The Sonexion storage system Cray is providing has a capacity of 82 million GB. The system can operate at speeds of up to 1,700 GB per second. The NNSA will be using the supercomputer, which it calls Trinity, to model the decay of stored nuclear weapons over time and to simulate the effect of new weapons. The computer will be stationed at the Los Alamos National Laboratory, and the Sandia National Laboratories will be collaborating on the project. The Trinity system also will support a third lab, Lawrence Livermore National Laboratory.

"Both Los Alamos and Sandia have a long history with Cray, going back to the beginning of the supercomputing era and most recently with the Cielo platform," says Gary Grider, head of the High Performance Computing Division at Los Alamos. "That history continues with the Trinity platform that will provide next generation supercomputing in support of the U. S. nuclear security enterprise."

Grider doesn't exaggerate the long history between Cray and Los Alamos.

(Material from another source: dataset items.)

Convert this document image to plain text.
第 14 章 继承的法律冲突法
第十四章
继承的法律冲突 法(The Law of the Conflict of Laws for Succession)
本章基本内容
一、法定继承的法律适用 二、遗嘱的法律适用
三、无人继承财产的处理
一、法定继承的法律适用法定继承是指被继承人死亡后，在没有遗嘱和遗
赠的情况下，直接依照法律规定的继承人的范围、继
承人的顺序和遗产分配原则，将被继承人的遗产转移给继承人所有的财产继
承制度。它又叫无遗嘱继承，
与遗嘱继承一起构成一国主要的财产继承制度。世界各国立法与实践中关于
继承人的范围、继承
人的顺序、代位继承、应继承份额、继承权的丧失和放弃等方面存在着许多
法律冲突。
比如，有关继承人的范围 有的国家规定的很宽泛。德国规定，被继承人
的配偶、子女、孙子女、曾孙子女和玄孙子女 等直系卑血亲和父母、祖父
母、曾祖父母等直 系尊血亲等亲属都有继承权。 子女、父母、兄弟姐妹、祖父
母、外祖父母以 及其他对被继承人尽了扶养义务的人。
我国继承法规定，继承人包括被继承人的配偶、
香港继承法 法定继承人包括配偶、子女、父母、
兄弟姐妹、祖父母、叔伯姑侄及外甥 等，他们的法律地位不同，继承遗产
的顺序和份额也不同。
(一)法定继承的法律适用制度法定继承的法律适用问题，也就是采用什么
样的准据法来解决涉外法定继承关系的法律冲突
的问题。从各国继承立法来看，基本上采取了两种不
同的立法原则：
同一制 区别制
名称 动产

The laboratory purchased the first Cray-1 supercomputer in 1976. That supercomputer had a processing speed of 80 megaflops. Although Cray has not yet determined the exact speed of the new computer, it is expected to be able to reach speeds of 14 petaflops, 175 million times the speed of the Cray-1. Although Cray's history with the NNSA doesn't quite stretch back to the beginning of the company, since the organization didn't exist until 1999, the NNSA has been a Cray customer for more than 10 years.

"It is a real honor that one of the largest contracts in our company's history has come from one of our most important customers," says Cray CEO Peter Ungaro. "We couldn't be more proud that, once again, the NNSA has placed its trust in Cray to provide them with the computational tools needed to support their important mission."

The new Cray XC supercomputer will be powered by Intel Xeon and Xeon Phi processors that are still in development. The processors are codenamed "Haswell" and "Knights Landing," respectively, and will power most next-generation computers.